While the media rushed to exaggeration, misinformation, and fabrication, the real societal ills behind the deaths of 800 Irish children were largely overlooked.

Michael Kelly

For a month now, sections of the Irish and international media have been convulsed by reports of shockingly high mortality rates at a state-funded, Church-run mother and baby home in the west of Ireland. It has been difficult to separate fact from fiction and too few commentators have sought to get to the bottom of the story, with many instead choosing to focus on salacious exaggerations, misinformation, and untruths.

Yes, there was a shockingly high infant mortality rate in the Tuam mother and baby home run by the Bon Secours congregation of nuns. Between 1925 and 1961, 976 infants died. Many of the children, it appears, were buried at an unmarked grave, which was lovingly tended by local Catholic families for decades. Now, the tragic deaths of so many youngsters should be devastating enough in itself to warrant further investigation. But some media commentators and seasoned campaigners immediately sought to exaggerate the story in the most appalling fashion. The children were soon forgotten in the dash to hang their deaths as a crime around the neck of Catholic Ireland.

In media reports, the common grave soon became a “mass grave” and then a “septic tank.” The nuns were accused of “dumping” the children in the grave, and there have been suggestions that police should open up a criminal investigation into the deaths despite absolutely no evidence that any of the tragic deaths were in untoward circumstances. The government has promised a Commission of Inquiry to look at the issue. However, some are wary that the terms of reference may be set so narrowly as to include only Catholic-run institutions, leaving out so-called “county homes” where many unmarried mothers lived with their newborn babies. Former residents of a Protestant-run home in Dublin have also complained that their plight has been ignored.

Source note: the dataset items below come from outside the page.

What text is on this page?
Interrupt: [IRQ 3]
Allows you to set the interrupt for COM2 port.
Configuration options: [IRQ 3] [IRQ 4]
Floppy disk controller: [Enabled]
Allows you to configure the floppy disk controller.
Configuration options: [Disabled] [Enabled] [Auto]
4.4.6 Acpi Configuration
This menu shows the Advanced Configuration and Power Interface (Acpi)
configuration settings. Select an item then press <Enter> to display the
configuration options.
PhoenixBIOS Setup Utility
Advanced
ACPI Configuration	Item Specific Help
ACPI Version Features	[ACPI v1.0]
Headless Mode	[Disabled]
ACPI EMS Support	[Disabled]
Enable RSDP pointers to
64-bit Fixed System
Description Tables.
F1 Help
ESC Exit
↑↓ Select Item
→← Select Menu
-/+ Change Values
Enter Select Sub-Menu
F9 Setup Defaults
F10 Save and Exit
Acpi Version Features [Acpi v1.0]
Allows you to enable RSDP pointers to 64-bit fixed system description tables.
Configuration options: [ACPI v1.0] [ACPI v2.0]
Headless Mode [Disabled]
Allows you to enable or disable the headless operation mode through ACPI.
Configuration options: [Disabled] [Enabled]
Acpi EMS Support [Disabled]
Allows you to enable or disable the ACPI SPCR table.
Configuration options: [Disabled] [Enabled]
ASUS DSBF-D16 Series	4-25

The world’s media soon arrived, inevitably adding more heat than light. A Washington Times headline screamed, “Catholic Church Tossed 800 Irish Orphans into Septic Tank”; Salon’s stated: “An Irish Catholic Orphanage Hid the Bodies of 800 Children.” More fuel was added to the fire by Father Brian D’arcy, a liberal priest and darling of the Irish media, who likened the nuns’ behavior to that of the Nazis during the Holocaust.

So quick has been the rush to judgment that an eminent media outlet has been forced to roll back on earlier versions of the story. The Associated Press has issued a correction to earlier stories which included claims that were demonstrably untrue. In a response issued at the weekend, the AP admitted that

in stories published June 3 and June 8 about young children buried in unmarked graves after dying at a former Irish orphanage for the children of unwed mothers, The Associated Press incorrectly reported that the children had not received Roman Catholic baptisms; documents show that many children at the orphanage were baptized. The AP also incorrectly reported that Catholic teaching at the time was to deny baptism and Christian burial to the children of unwed mothers; although that may have occurred in practice at times it was not Church teaching. In addition, in the June 3 story, the AP quoted a researcher who said she believed that most of the remains of children who died there were interred in a disused septic tank; the researcher has since clarified that without excavation and forensic analysis it is impossible to know how many sets of remains the tank contains, if any. The June 3 story also contained an incorrect reference to the year that the orphanage opened; it was 1925, not 1926.

Despite the misreporting, it’s important to be clear: the Tuam mother and baby home was a terrible place with awful conditions that reflected a society build on petty snobbery; “illegitimate” children and unmarried mothers were treated in a very unchristian fashion by a country that professed to be a bastion of Catholic virtue. It is unlikely that other, similar homes—whether run by the Church, state, or another religious denomination—were any less harsh.